Arrow-right Camera
The Spokesman-Review Newspaper
Spokane, Washington  Est. May 19, 1883

11 life sentences for Metrolink crash

A man convicted of causing a deadly commuter rail crash that he blamed on an attempt to commit suicide was sentenced Wednesday to 11 consecutive life terms by a judge who denounced him as a remorseless killer.

Superior Court Judge William Pounders said he would have imposed a sentence of “forever” on Juan Alvarez, if it were possible. Alvarez will not be eligible for parole.

Alvarez parked his gasoline-soaked SUV on railroad tracks in suburban Glendale, where it was struck by a Metrolink train that derailed and struck another Metrolink train traveling in the other direction on Jan. 26, 2005. Eleven people were killed and about 180 were injured.

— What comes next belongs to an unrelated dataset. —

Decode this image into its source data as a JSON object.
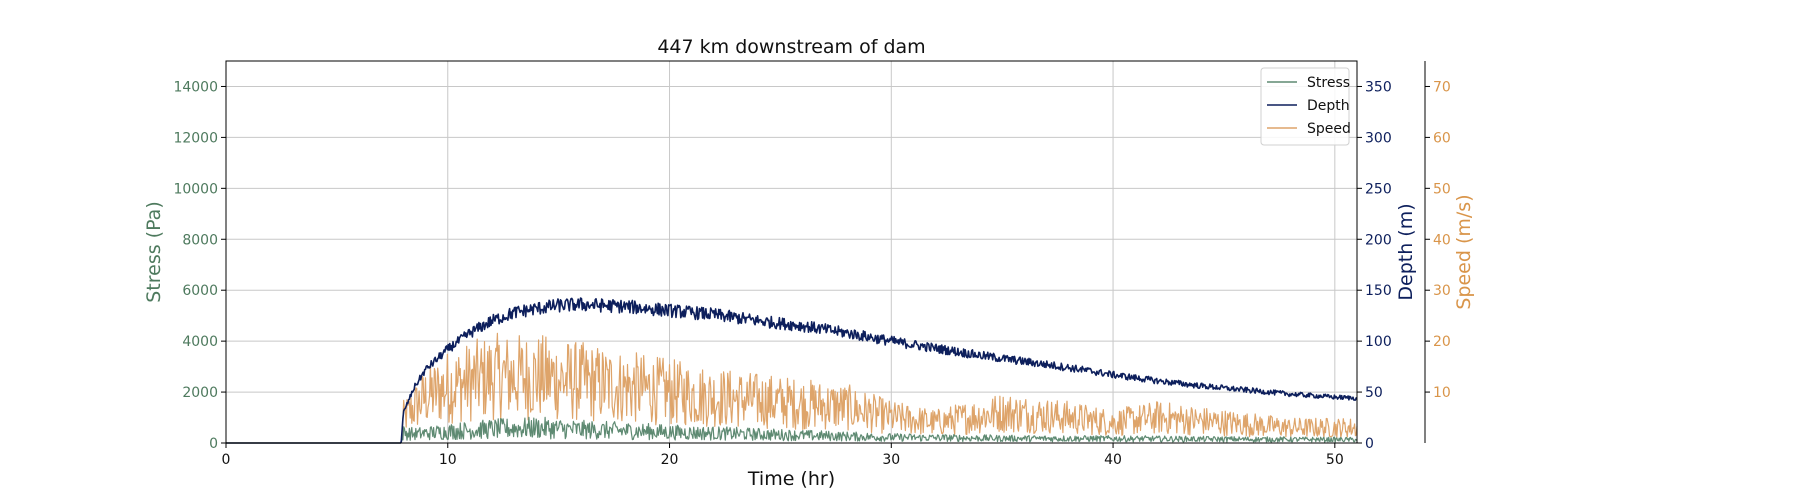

The defense maintained Alvarez had changed his mind at the last minute about trying to commit suicide on the tracks but couldn’t move the SUV before it was struck.

Stamford, Conn.

Jury convicts ‘Dinnertime Bandit’

The man dubbed the “Dinnertime Bandit” was convicted Wednesday of robbing upscale homes in the evening, while residents were home and had turned off their alarms.

The jurors convicted Alan Golder of kidnapping, two counts of burglary and one count of larceny.

In a prison interview in February, Golder said he burglarized hundreds of homes from 1975 to 1980, including those of Johnny Carson, the Kennedys in Florida and singer Glen Campbell.

He went to prison after a fatal shooting but returned to burglarizing homes soon after he was released in 1996.

He fled in 1997 and lived in Europe before being arrested in Belgium in 2006 and extradited to Connecticut.